Originally posted by Rondec If you have a D700 (12 megapixels) and a K5, there is no cropping the D700 to equal the K5 image, even if the K5 image is really just a crop of the D700 image.
That is right, but look at the trend:
Previous generation:
FF had: 12MP (D700), 21MP (5DII) - top: 21MP
APS-C had: 16MP (K-5), 18MP (60D, 7D) - top: 18MP
ratio: 21/18 = 1.17
This generation:
FF has: 36MP (D800), 22MP (5DIII), 24MP (A99) - top: 36MP
APS-C is improved with the 24MP APS-C sensor but most cameras are still 16-18MP - top: 24MP
ratio: 36/24 = 1.5
The ratio is increasing.
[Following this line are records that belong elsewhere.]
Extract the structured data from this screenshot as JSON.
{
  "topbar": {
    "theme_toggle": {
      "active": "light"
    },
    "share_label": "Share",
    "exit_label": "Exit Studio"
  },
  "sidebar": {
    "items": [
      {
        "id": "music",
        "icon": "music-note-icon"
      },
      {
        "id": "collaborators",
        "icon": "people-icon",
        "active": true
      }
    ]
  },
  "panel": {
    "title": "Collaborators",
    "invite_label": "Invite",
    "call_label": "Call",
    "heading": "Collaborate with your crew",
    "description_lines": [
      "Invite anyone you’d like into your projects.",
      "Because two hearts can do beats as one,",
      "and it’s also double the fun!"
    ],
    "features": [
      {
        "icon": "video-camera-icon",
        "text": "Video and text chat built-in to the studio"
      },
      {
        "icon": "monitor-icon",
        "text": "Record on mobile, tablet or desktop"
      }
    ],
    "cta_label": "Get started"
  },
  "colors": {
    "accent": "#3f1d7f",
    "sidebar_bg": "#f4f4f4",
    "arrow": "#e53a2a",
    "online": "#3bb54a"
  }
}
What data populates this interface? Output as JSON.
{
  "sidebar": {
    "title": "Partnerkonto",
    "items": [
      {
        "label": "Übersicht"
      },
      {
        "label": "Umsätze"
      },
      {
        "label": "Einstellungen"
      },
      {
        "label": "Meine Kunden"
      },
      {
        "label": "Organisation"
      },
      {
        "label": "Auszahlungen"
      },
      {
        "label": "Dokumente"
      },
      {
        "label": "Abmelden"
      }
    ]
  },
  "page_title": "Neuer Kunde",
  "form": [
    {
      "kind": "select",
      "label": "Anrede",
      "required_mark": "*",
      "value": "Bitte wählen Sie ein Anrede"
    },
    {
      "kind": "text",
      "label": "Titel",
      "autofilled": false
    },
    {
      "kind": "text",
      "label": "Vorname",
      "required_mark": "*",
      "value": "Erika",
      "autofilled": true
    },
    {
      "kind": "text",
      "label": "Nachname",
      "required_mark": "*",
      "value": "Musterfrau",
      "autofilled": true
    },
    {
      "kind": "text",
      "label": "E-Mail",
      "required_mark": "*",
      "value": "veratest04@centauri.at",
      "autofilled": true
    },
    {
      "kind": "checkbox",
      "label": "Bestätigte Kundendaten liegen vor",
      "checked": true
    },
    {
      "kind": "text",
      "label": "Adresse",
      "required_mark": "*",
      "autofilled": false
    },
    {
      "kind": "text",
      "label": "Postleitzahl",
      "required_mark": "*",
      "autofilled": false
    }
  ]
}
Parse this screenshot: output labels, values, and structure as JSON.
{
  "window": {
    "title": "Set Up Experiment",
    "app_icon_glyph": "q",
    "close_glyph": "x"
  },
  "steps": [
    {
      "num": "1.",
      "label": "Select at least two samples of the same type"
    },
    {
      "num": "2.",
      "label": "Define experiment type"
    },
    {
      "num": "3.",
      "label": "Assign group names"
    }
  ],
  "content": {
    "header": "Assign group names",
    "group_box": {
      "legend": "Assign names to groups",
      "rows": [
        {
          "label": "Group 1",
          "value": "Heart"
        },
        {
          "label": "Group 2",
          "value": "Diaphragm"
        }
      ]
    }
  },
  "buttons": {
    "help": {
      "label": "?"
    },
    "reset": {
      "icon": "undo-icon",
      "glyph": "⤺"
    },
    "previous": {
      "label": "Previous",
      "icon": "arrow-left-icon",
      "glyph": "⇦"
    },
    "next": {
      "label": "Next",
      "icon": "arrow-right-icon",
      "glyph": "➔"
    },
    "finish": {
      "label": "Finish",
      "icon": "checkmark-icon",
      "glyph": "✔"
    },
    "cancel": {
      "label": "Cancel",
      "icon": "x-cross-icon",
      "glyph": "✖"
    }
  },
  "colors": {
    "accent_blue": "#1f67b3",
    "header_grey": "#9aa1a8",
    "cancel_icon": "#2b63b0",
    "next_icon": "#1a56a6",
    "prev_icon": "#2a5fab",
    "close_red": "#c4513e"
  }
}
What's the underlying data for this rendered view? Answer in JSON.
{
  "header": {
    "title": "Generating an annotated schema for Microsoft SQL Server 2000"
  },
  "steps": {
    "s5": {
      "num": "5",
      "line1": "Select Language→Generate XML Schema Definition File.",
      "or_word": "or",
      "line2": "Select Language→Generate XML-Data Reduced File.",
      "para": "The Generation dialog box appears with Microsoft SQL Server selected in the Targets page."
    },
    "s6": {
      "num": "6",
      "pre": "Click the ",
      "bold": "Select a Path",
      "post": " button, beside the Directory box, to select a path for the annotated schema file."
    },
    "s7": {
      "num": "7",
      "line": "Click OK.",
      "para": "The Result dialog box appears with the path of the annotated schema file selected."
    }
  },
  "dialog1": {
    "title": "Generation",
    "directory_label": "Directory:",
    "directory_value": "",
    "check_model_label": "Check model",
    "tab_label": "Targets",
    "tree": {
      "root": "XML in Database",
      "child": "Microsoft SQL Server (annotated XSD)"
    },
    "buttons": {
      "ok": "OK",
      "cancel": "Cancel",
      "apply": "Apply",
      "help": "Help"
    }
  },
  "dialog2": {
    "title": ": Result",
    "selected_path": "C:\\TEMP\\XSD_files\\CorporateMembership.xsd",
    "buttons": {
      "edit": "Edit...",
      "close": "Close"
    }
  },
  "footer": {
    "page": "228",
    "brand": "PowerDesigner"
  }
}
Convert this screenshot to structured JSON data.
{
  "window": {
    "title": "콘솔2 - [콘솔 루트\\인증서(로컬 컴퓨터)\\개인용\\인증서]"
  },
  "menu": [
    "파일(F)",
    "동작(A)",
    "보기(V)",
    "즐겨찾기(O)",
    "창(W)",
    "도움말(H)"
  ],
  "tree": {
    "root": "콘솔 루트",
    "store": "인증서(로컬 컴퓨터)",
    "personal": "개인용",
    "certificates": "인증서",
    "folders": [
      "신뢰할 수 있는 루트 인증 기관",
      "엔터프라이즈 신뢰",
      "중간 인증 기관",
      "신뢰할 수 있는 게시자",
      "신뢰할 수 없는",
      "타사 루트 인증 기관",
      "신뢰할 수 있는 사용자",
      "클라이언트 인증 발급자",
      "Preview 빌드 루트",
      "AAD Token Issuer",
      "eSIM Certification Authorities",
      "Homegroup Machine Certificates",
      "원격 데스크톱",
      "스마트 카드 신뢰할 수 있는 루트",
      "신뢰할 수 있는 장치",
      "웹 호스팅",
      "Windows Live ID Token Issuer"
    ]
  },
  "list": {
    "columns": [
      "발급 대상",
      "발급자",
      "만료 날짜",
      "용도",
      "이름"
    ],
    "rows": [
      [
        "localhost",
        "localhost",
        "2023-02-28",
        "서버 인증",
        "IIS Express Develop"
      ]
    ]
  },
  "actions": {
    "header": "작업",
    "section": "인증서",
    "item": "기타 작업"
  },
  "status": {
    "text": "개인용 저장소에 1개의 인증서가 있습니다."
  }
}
It will get proportional to the sensor area in one or two more generations of FF sensors.
To simplify calculations, I will use a factor of 2 for the surface difference between the formats (I know it's a bit more but I'm too lazy to pull a calculator).
D800's 36MP gives 18MP with an APS-C crop. Yes, 24MP cameras offer more, but that is just 30% more resolution, which is less than the jump we had for APS-C from 10MP in K10D to 15MP in K-7 - and I cannot say that that resolution jump has necessarily made my K-7 shots much better. With the D700 it was tricky - cropping to APS-C would give you just a measly 6MP - yes, the "reach" argument made sense there. Now, even the 5DIII provides 12MP in an APS-C crop - that is plenty of resolution for professional work. Even if FF sensors won't get similar densities as APS-C ones - not because of technical reasons, but because of economical ones, their resolution is high enough that it just won't matter anymore.